Editor’s Note: Dr. Shan W. Liu, SD, is an attending physician at Massachusetts General Hospital, Assistant Professor of Emergency Medicine, Harvard Medical School. The views expressed in this commentary are her own. View more opinion at CNN.
It’s 1 a.m. in the Massachusetts General Hospital’s emergency department – where I am an attending physician – as I write this. The Boston area is one of the US epicenters for the coronavirus with almost 200 cases, many of which were diagnosed in our hospital.
While usually I can go efficiently from room to room to evaluate patients, the new protocol for seeing patients with cough and fever entails my wearing eye shields, a face mask, gown and gloves. I locate all the protective gear and enter the room where my patient is waiting. I see the fear in her eyes as we both hope she does not have this modern-day plague.
More than a century ago, my great grandfather, Wu Lien Teh, vice director of China’s Imperial Army Medical College, was tasked with controlling the pneumonic plague in northeastern China that killed nearly everyone it infected. “As (we) entered the town, (we) could sense an air of tenseness and foreboding among the inhabitants,” he wrote in his memoir of the 1910 outbreak. “Everywhere there were guarded talks and whispers of fever, blood-spitting and sudden deaths, of corpses abandoned by roadsides and open fields.”
The first Chinese person trained in Western medicine at the UK’s Cambridge University, he conducted the initial post-mortem in China, biopsying a victim and identifying the bacterial germ spreading from person to person. (The original source of infection is believed to be tarbagon marmot hunted for their fur in what was then known as Manchuria.) He quarantined the entire region during the important Lunar New Year, a time when workers were shopping or taking trains home. He ultimately made the supremely difficult decision to cremate victims to stop the dead from passing infections on to the living. Nearly 60,000 people died but within seven months the plague was brought under control.
There has been criticism of China’s draconian measures to control the spread of COVID-19. My relatives in China are in week eight of school closures. But while this frustrates them, they understand the need. Lessons from the SARS epidemic of 2003 and H1N1 pandemic of 2009 haven’t been forgotten.
They think it is crazy that I go home after work because Chinese doctors have been staying in the hospital during this entire epidemic, away from their families. That’s not practical in the US, where the rarity of the three-generation household typical in China – one that allows grandparents to take care of the children while their parents work – makes such a policy feasible.

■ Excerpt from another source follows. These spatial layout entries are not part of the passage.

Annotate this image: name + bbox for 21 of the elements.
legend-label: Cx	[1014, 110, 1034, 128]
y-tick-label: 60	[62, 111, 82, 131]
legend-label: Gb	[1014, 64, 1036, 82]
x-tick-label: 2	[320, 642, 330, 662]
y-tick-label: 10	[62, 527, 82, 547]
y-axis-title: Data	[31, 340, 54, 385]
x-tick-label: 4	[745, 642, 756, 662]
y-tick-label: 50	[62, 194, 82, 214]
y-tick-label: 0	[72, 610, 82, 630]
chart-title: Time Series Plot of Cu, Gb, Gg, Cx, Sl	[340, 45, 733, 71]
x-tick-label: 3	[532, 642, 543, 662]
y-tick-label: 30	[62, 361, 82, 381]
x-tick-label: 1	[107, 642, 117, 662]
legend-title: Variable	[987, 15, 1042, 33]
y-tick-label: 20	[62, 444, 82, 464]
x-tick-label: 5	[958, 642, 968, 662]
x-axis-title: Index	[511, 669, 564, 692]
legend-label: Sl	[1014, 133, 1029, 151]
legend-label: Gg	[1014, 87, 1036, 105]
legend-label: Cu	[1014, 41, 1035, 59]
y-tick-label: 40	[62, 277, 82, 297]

As for my own risk of infection: a week ago I was not that fearful. But as sicker patients come in and stories are forwarded from doctors near Seattle about young people also becoming very ill, I admit I’m afraid of what will happen. Now I’m especially careful to scrub my phone and stethoscope and douse myself with hand sanitizer before coming home.

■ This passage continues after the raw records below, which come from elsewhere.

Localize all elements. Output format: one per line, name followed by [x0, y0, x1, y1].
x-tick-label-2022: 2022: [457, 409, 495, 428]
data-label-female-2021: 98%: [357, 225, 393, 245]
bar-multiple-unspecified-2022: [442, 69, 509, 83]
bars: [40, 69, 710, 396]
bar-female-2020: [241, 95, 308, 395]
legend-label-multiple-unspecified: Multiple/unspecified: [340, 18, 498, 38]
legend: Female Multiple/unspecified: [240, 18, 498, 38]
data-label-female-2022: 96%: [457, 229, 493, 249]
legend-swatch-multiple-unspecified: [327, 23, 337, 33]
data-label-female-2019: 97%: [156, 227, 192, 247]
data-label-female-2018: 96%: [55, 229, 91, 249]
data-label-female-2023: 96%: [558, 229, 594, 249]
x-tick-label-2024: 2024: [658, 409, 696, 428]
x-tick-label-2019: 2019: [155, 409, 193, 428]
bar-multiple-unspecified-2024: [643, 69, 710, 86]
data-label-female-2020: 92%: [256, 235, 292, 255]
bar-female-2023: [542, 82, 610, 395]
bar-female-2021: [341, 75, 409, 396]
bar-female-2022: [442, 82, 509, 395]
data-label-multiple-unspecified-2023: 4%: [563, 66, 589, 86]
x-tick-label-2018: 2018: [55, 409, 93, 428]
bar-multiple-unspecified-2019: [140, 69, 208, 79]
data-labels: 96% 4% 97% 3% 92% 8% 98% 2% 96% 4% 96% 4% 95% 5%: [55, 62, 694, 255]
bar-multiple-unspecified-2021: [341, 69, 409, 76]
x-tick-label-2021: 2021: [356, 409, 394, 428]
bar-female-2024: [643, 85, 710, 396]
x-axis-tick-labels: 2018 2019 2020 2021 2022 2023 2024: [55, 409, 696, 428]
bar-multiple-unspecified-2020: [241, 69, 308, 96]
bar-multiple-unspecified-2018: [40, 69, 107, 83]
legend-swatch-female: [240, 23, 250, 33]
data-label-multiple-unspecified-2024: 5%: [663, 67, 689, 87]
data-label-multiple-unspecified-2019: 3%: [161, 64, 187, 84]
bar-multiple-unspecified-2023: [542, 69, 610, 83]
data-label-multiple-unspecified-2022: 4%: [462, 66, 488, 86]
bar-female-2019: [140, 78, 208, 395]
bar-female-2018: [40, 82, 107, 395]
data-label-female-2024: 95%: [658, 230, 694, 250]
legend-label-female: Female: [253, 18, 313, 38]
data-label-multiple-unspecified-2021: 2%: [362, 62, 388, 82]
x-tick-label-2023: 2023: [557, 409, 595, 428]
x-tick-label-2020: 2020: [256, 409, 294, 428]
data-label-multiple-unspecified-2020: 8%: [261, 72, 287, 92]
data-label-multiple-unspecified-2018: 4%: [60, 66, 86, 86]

Isolating ourselves from family and friends is never easy. My great grandfather faced resistance to quarantines and such tactics are no more popular today. My 6-year-old daughter sobbed on Sunday night as my husband read off the cancellations from the new social distancing measures here: her classes at school, her first-grade concert, a basketball game we had tickets to, a birthday party for a friend. “I hate the coronavirus!” she bellowed. “I want to kill it!”
I took the moment to say, “Great, you can kill it through hand washing.” That didn’t help. She kept crying and shouting. My 3-year-old son, cheerful a minute before, joined in the wailing. I wanted to cry too, because as an emergency physician, I fear what the pandemic could mean for our patients and our staff, our already crowded department and hospital. I pulled it together, moved her to my lap, and said we are all disappointed but that we must remember the bigger picture: we want to prevent people like her grandparents from getting sick.

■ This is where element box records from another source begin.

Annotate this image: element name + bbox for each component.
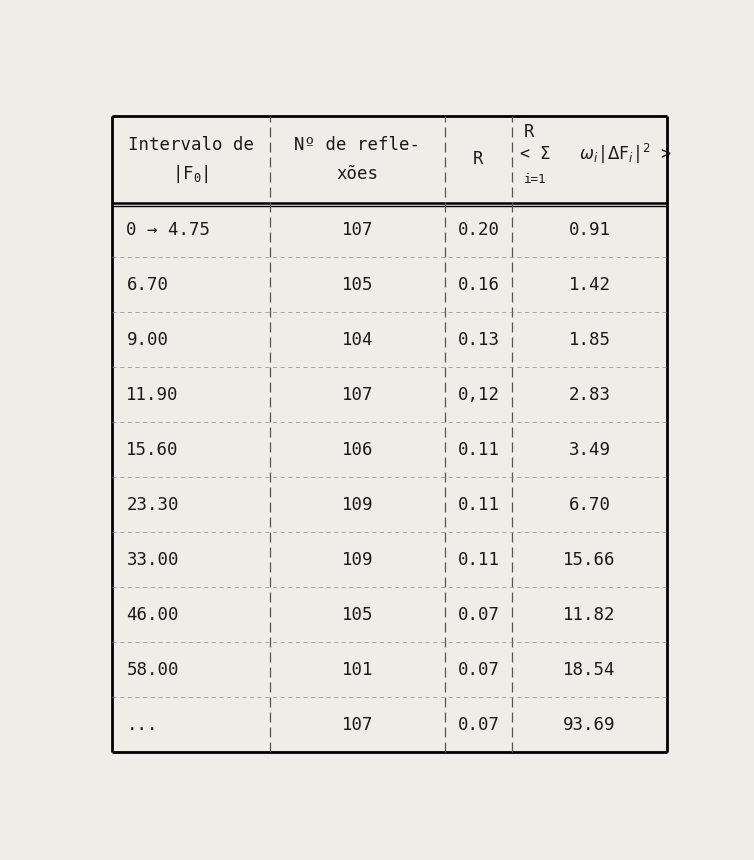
Text: 0.11: 0.11 — [458, 496, 499, 513]
Text: 105: 105 — [342, 605, 373, 624]
Text: 0.07: 0.07 — [458, 660, 499, 679]
Text: 0.13: 0.13 — [458, 331, 499, 349]
Text: 93.69: 93.69 — [563, 716, 616, 734]
Text: 15.66: 15.66 — [563, 550, 616, 568]
Text: 58.00: 58.00 — [127, 660, 179, 679]
Text: 104: 104 — [342, 331, 373, 349]
Text: 0,12: 0,12 — [458, 386, 499, 404]
Text: 1.85: 1.85 — [569, 331, 611, 349]
Text: 33.00: 33.00 — [127, 550, 179, 568]
Text: R: R — [474, 150, 484, 169]
Text: 0.07: 0.07 — [458, 605, 499, 624]
Text: 6.70: 6.70 — [569, 496, 611, 513]
Text: 18.54: 18.54 — [563, 660, 616, 679]
Text: R: R — [524, 123, 535, 141]
Text: i=1: i=1 — [524, 173, 546, 186]
Text: 109: 109 — [342, 496, 373, 513]
Text: 107: 107 — [342, 221, 373, 239]
Text: 9.00: 9.00 — [127, 331, 168, 349]
Text: 46.00: 46.00 — [127, 605, 179, 624]
Text: 105: 105 — [342, 276, 373, 294]
Text: 0.11: 0.11 — [458, 550, 499, 568]
Text: 0 → 4.75: 0 → 4.75 — [127, 221, 210, 239]
Text: 1.42: 1.42 — [569, 276, 611, 294]
Text: 11.90: 11.90 — [127, 386, 179, 404]
Text: 107: 107 — [342, 716, 373, 734]
Text: 3.49: 3.49 — [569, 441, 611, 459]
Text: 107: 107 — [342, 386, 373, 404]
Text: 0.16: 0.16 — [458, 276, 499, 294]
Text: < $\Sigma$   $\omega$$_i$|$\Delta$F$_i$|$^2$ >: < $\Sigma$ $\omega$$_i$|$\Delta$F$_i$|$^… — [519, 142, 672, 166]
Text: 23.30: 23.30 — [127, 496, 179, 513]
Text: Nº de refle-: Nº de refle- — [294, 136, 420, 154]
Text: Intervalo de: Intervalo de — [127, 136, 253, 154]
Text: 109: 109 — [342, 550, 373, 568]
Text: ...: ... — [127, 716, 158, 734]
Text: 0.07: 0.07 — [458, 716, 499, 734]
Text: 2.83: 2.83 — [569, 386, 611, 404]
Text: |F$_{\mathregular{0}}$|: |F$_{\mathregular{0}}$| — [172, 163, 209, 185]
Text: 101: 101 — [342, 660, 373, 679]
Text: 0.11: 0.11 — [458, 441, 499, 459]
Text: xões: xões — [336, 165, 379, 183]
Text: 106: 106 — [342, 441, 373, 459]
Text: 11.82: 11.82 — [563, 605, 616, 624]
Text: 15.60: 15.60 — [127, 441, 179, 459]
Text: 0.20: 0.20 — [458, 221, 499, 239]
Text: 6.70: 6.70 — [127, 276, 168, 294]
Text: 0.91: 0.91 — [569, 221, 611, 239]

Emergency doctors battle crises like strokes, heart attacks and gunshot wounds. Two US emergency physicians are already patients in the intensive care unit with COVID-19.
In these times we will likely also see many patients who will need to be put on ventilators because of the virus. But while we fight to keep patients alive, we also stand on the front lines of the battle to prevent medical emergencies by encouraging people to adopt healthful habits and, when needed, to sacrifice for the greater good.
Today’s efforts to limit human interaction are difficult for everyone and potentially devastating to people who work in restaurants, airlines and many other industries. But since we don’t have a vaccine to keep people from getting sick, public-health strategies are the only ones we have to limit the spread of the new coronavirus and preserve our precious medical resources.
In the Chinese city of Wuhan, the source of the COVID-19 outbreak, patients have died because hospitals didn’t have enough ventilators. Here, emergency departments were crowded even before this pandemic. That crowding leads to more deaths. Canceling social gatherings is no one’s idea of a good time, but such actions reduce the risk of hospitals becoming even more overwhelmed.
Thankfully, my patient tested negative for COVID-19. But tomorrow, no doubt the number of coronavirus patients will increase. We in the emergency department will continue to come in at all hours, gown up and treat all who are sick. We ask you to do all you can to keep the virus contained. We all must do our part.